In fact VMI always struck me as a far weirder, eerier military college than The Citadel ever could be. I attributed this to its cutoff sense of displacement and isolation. The jocks of VMI had to endure the great scorn of their corps the same as we did. Jocks are second-class citizens in every military college in this country and in a secret, wordless accordance we acknowledged our aggrieved station in the chain of command by playing our best games against each other for the honor of our schools. Their Rat Line met our Fourth Class system head-on, and we paid homage to each other by raising the level of our games to the highest pitch. The VMI team we had come to play on February 4, 1967, was a team with some shortcomings and insufficiencies, but VMI's fighting spirit could even the playing field.
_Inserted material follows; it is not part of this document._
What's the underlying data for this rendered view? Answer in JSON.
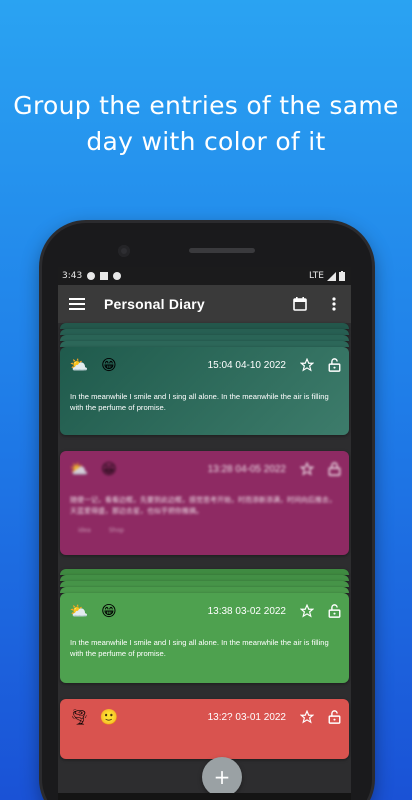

On the flight to Richmond, my sulky, looming fate received an invisible shiver when Jessica Lynn Jones was born in a military hospital in Kingsville, Texas, to J. W. Jones and his wife, Barbara, neither of whom had the slightest knowledge that our lives had inextricably intertwined with Jessica's birth. Since I was dating no one at the time, it would have surprised me to learn that my first adopted child was nursing at her mother's breast in Texas while I was airborne over Virginia. My flight was uneventful, but Captain J. W. Jones III would take a more meaningful one the following year when he was shot down while providing close air support for a group of beleaguered Marines in the Republic of Vietnam. The year after that, I would marry his widow and adopt the two children he left behind in his short, courageous life. Fate hides in veils and approaches from behind with cards marked and chess pieces disfigured. You never know when a door you left unlocked will usher in a lost exterminator, a deposed queen, or the love of your life. As I write these words my thirty-four-year-old daughter, Jessica, is swimming on the beach of my island home with my seven-year-old granddaughter, Elise, all of us bound when my fate, a work in torturous process, received an imperceptible notch, a marking of inevitability and mystery that makes me believe in both magic and the hand of God.